A senate committee looking at the state of cryptocurrency in Australia has recommended a raft of changes making it easier for investors and businesses to use, hold, and produce digital assets to strengthen the local blockchain industry.

The Senate Committee on Australia as a Technology and Financial Centre handed down its final report this week and has made 12 recommendations for how the government should treat cryptoassets.

Those recommendations include simplifying the way cryptocurrency capital gains are treated under tax law, the establishment of a market licensing regime for cryptocurrency exchanges, and a 10 per cent tax discount for businesses that mine cryptocurrency using renewable energy.

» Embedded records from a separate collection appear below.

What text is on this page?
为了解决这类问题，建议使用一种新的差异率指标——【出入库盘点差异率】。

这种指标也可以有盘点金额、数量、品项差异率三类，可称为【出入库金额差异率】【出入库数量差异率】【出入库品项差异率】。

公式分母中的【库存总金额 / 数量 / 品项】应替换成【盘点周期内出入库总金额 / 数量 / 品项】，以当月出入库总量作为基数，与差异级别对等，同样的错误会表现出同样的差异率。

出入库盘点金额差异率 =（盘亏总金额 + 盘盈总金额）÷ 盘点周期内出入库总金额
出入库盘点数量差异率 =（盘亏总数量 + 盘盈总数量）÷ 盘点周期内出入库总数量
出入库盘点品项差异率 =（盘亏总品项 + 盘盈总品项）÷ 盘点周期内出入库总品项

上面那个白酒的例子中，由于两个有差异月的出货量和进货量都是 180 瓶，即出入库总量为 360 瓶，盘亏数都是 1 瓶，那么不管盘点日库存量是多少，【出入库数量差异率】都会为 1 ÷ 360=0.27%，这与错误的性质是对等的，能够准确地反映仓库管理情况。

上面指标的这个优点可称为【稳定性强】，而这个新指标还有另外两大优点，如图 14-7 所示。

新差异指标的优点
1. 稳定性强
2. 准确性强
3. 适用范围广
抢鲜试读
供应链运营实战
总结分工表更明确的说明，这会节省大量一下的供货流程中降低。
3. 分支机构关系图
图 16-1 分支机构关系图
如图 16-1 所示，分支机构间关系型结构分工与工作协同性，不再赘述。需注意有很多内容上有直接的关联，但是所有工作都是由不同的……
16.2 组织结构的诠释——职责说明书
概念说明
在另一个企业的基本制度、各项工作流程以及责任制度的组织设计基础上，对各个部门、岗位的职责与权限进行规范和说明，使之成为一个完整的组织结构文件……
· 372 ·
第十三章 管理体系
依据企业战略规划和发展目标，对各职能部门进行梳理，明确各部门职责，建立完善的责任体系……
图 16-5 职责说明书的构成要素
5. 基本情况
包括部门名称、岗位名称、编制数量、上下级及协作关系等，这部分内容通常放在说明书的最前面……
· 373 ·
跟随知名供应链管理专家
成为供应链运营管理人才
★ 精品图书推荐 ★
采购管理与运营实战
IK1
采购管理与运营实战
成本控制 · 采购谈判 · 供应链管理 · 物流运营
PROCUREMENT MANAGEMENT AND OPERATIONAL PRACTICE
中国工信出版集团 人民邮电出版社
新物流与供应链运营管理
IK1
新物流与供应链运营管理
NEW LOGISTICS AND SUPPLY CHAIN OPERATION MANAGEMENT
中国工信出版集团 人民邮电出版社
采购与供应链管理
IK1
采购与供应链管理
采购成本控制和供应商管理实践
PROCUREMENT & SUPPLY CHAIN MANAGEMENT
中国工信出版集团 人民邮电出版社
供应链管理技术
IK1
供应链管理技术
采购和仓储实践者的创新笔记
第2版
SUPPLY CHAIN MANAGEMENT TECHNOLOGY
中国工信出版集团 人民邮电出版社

Committee Chair, Senator Andrew Bragg, said its investigation into cryptocurrency was of particular importance to younger Australians who are more inclined to invest in digital assets.

“Younger people are interested in digital assets and cryptocurrency because it provides them with agency and control that wasn't available to prior generations,” Bragg said when delivering the findings.

“We want Australians to have access to the best ideas, the best new options, the most choice, the most agency and the lowest prices.

“We don't want people to be dependent upon great big institutions like banks.

“We want people to be able to become the master of their own domain to the greatest extent possible, and that is what I think cryptocurrency and digital assets offer Australians.”

Changes to capital gains tax (CGT) law might be of particular interest to cryptocurrency investors.

Under the current tax system, just about every use of cryptocurrency – selling, using for transactions, converting to other currencies, or trading – results in a CGT event, complicating the use of decentralised finance (DeFi) products and making it more difficult for crypto investors to accurately report their tax.

The committee wants to change that, making it so that cryptocurrency transactions will “only create a CGT event when they genuinely result in a clearly definable capital gain or loss”.

Interestingly, the committee has also recommended the government update corporate law to allow for a decentralised autonomous organisation (DAO) company structure, formalising an increasingly common way blockchain and cryptocurrency organisations are self-managed.

Other recommendations from the committee appear to favour consumer protections, such as a purpose-built market licensing regime for cryptocurrency exchanges, alongside a minimum standards cryptocurrency custody regime.

Jonathon Miller, Managing Director of cryptocurrency exchange Kraken Australia, said he was supportive of the committee’s recommendations but was wary about the proposed market license changes, noting that existing anti-money laundering and counter-terrorism financing (AML/CTF) obligations have well-served the local industry.

“Indeed, it is highly contentious whether licensing market regimes are fit for purpose for crypto exchanges,” he said.

“We don’t have to look far to see the effects of a heavy market license on the industry of other jurisdictions such as Japan whereby only a small handful of exchanges are able to manage the costs associated with maintaining market licenses and those costs are ultimately passed onto consumers.

“On the same note, creating frameworks for custodial and depository services is positive, but there is the risk that the industry will be overburdened by regimes that are not fit for purpose and lead providers to shift operations offshore.”